There’s a boring step in the middle of this pipeline, and it’s the step that used to kill the whole thing.

Photos land on the NAS from two phones. Before I can sort them, someone has to copy the new ones onto the working folder — the cutting board — while skipping everything already handled. That’s dull, repetitive, and easy to forget. For two years, “I’ll copy them over later” was where the process died.

So I gave that job to the picker’s own background loop — it wakes once an hour, does the copy, and goes back to sleep. It never forgets.

What the Hourly Check Does

Every hour, quietly, it:

  • Looks at both phone-backup folders for files newer than the day I started (June 20th, 2026).
  • Copies any new file onto the working folder.
  • Skips anything already on the working folder (same file, already copied).
  • Skips anything the record (R) says has already been handled or transferred.
  • Notes which phone each file came from.
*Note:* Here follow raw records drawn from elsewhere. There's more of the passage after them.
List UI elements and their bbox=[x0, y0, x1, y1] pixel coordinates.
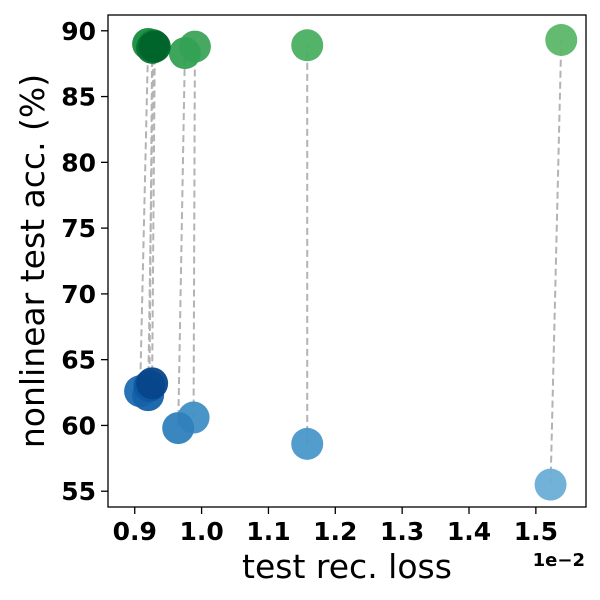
x-tick-label-6: 1.5 bbox=[514, 517, 558, 546]
y-tick-label-5: 80 bbox=[61, 148, 96, 177]
connector-line-6 bbox=[148, 47, 154, 386]
x-tick-label-2: 1.1 bbox=[246, 517, 290, 546]
connector-line-3 bbox=[177, 53, 186, 429]
connector-line-0 bbox=[549, 39, 563, 485]
y-axis-label: nonlinear test acc. (%) bbox=[13, 74, 52, 448]
y-tick-label-6: 85 bbox=[61, 83, 96, 112]
blue-point-7 bbox=[136, 367, 169, 400]
blue-point-1 bbox=[291, 427, 324, 460]
x-axis-offset-label: 1e−2 bbox=[533, 550, 585, 571]
y-tick-label-7: 90 bbox=[61, 17, 96, 46]
green-point-3 bbox=[168, 37, 201, 70]
green-point-1 bbox=[291, 29, 324, 62]
x-axis-label: test rec. loss bbox=[242, 547, 452, 586]
x-tick-label-1: 1.0 bbox=[179, 517, 223, 546]
connector-line-4 bbox=[139, 43, 150, 392]
y-tick-label-4: 75 bbox=[61, 214, 96, 243]
x-tick-label-3: 1.2 bbox=[313, 517, 357, 546]
y-tick-label-2: 65 bbox=[61, 346, 96, 375]
y-tick-label-3: 70 bbox=[61, 280, 96, 309]
y-axis-ticks: 55 60 65 70 75 80 85 90 bbox=[61, 17, 108, 506]
x-axis-ticks: 0.9 1.0 1.1 1.2 1.3 1.4 1.5 bbox=[113, 507, 558, 546]
connector-line-2 bbox=[192, 46, 196, 418]
green-point-7 bbox=[138, 30, 171, 63]
connector-lines bbox=[139, 39, 563, 485]
data-points bbox=[124, 23, 578, 501]
connector-line-7 bbox=[151, 46, 156, 384]
blue-point-3 bbox=[162, 412, 195, 445]
x-tick-label-4: 1.3 bbox=[380, 517, 424, 546]
blue-point-0 bbox=[534, 468, 567, 501]
x-tick-label-5: 1.4 bbox=[447, 517, 491, 546]
plot-frame bbox=[107, 14, 587, 508]
green-point-0 bbox=[545, 23, 578, 56]
y-tick-label-0: 55 bbox=[61, 477, 96, 506]
x-tick-label-0: 0.9 bbox=[113, 517, 157, 546]
y-tick-label-1: 60 bbox=[61, 411, 96, 440]
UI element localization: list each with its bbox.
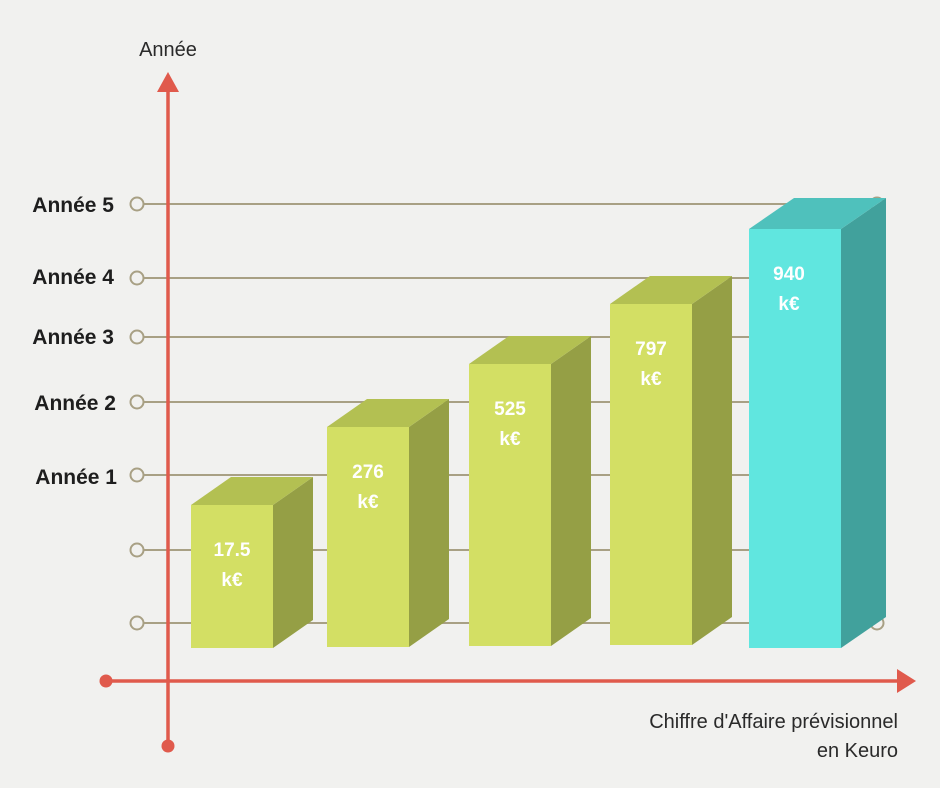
bar-top [610, 276, 732, 304]
bar-value-label: 940 [773, 264, 805, 285]
row-label: Année 1 [35, 466, 117, 489]
row-label: Année 3 [32, 326, 114, 349]
bar-front [749, 229, 841, 648]
bar-unit-label: k€ [221, 570, 243, 591]
y-axis-arrow-icon [157, 72, 179, 92]
bar-value-label: 525 [494, 399, 526, 420]
row-labels: Année 5 Année 4 Année 3 Année 2 Année 1 [32, 194, 117, 489]
grid-marker [129, 615, 145, 631]
y-axis-origin-dot [161, 739, 175, 753]
bar-front [327, 427, 409, 647]
bar-unit-label: k€ [640, 369, 662, 390]
bar-value-label: 276 [352, 462, 384, 483]
grid-marker [129, 542, 145, 558]
bar-1: 17.5 k€ [191, 477, 313, 648]
grid-marker [129, 329, 145, 345]
grid-marker [129, 467, 145, 483]
row-label: Année 2 [34, 392, 116, 415]
grid-marker [129, 196, 145, 212]
bar-side [273, 477, 313, 648]
x-axis-arrow-icon [897, 669, 916, 693]
bar-top [749, 198, 886, 229]
bar-3: 525 k€ [469, 336, 591, 646]
bar-top [469, 336, 591, 364]
bar-front [610, 304, 692, 645]
bar-5: 940 k€ [749, 198, 886, 648]
bar-side [841, 198, 886, 648]
bar-side [551, 336, 591, 646]
bar-top [327, 399, 449, 427]
x-axis-title-line-2: en Keuro [817, 740, 898, 762]
x-axis-origin-dot [99, 674, 113, 688]
bar-value-label: 17.5 [214, 540, 251, 561]
bar-2: 276 k€ [327, 399, 449, 647]
bar-value-label: 797 [635, 339, 667, 360]
bar-4: 797 k€ [610, 276, 732, 645]
bar-unit-label: k€ [499, 429, 521, 450]
x-axis-title-line-1: Chiffre d'Affaire prévisionnel [649, 711, 898, 733]
bar-side [409, 399, 449, 647]
row-label: Année 4 [32, 266, 114, 289]
row-label: Année 5 [32, 194, 114, 217]
bars: 17.5 k€ 276 k€ 525 k€ 797 k€ 940 k€ [191, 198, 886, 648]
bar-top [191, 477, 313, 505]
bar-side [692, 276, 732, 645]
axes [99, 72, 916, 753]
grid-marker [129, 394, 145, 410]
bar-front [469, 364, 551, 646]
grid-marker [129, 270, 145, 286]
bar-unit-label: k€ [778, 294, 800, 315]
bar-unit-label: k€ [357, 492, 379, 513]
y-axis-title: Année [139, 39, 197, 61]
bar-front [191, 505, 273, 648]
The result: I never have to remember to “fetch the new photos.” When I sit down to sort, whatever arrived since yesterday is already waiting on the cutting board, and nothing I’ve already dealt with is cluttering it up.

The “Check Now” Button

An hour is fine for the everyday flow, but sometimes I take a photo and want it in the archive now — to show my mother something from this afternoon before she goes to bed.

So next to the automatic hourly run, there’s a “check now” button. Same job, on demand. Press it, and it pulls in anything new this second instead of waiting for the top of the hour.

This pairing — automatic by default, manual when you’re impatient — turned out to be the right shape for almost every background task I build. The machine handles the routine; the button handles the exceptions.

There’s nothing fancy underneath, and I want to be plain about that. It isn’t a system cron job or a scheduled task. It’s just a background thread inside the picker’s own web server: run the copy, sleep an hour, repeat. As long as the picker is running, the check runs. That’s it — and for a home tool, “as long as the app is up” is a simple enough promise to reason about.

Why Automating the Boring Middle Matters

It’s tempting to automate the impressive parts and leave the dull parts to “just do it later.” I had it backwards.

The impressive parts — picking good photos, watching the videos — are the parts I enjoy, so I was always going to do them. The dull middle step — copying and de-duplicating files — was the part I dreaded, so it was always the part that stalled the pipeline. Automating the step I hated is what made the parts I love actually happen.

A friction log entry, basically: the bottleneck wasn’t the hard work; it was the boring work. Once the boring work ran itself every hour, the archive stopped being a someday project and became a daily habit.

Keeping It Honest

A few things I’m still watching, because I’d rather admit them than pretend:

  • The hourly gap is real. Without the “check now” button, a new photo can wait up to an hour. That’s fine for a growth archive; it wouldn’t be for something urgent.
  • It trusts the record. The whole skip logic leans on R being correct. If R ever got out of sync with the actual files, the check could re-copy or miss something. So far it’s held, but it’s the part I’d test first if something looked off.
  • It only copies; it never deletes from the backup. By design. The check reads the backups and writes to the cutting board. The backups stay untouched — the rule from the keystone post.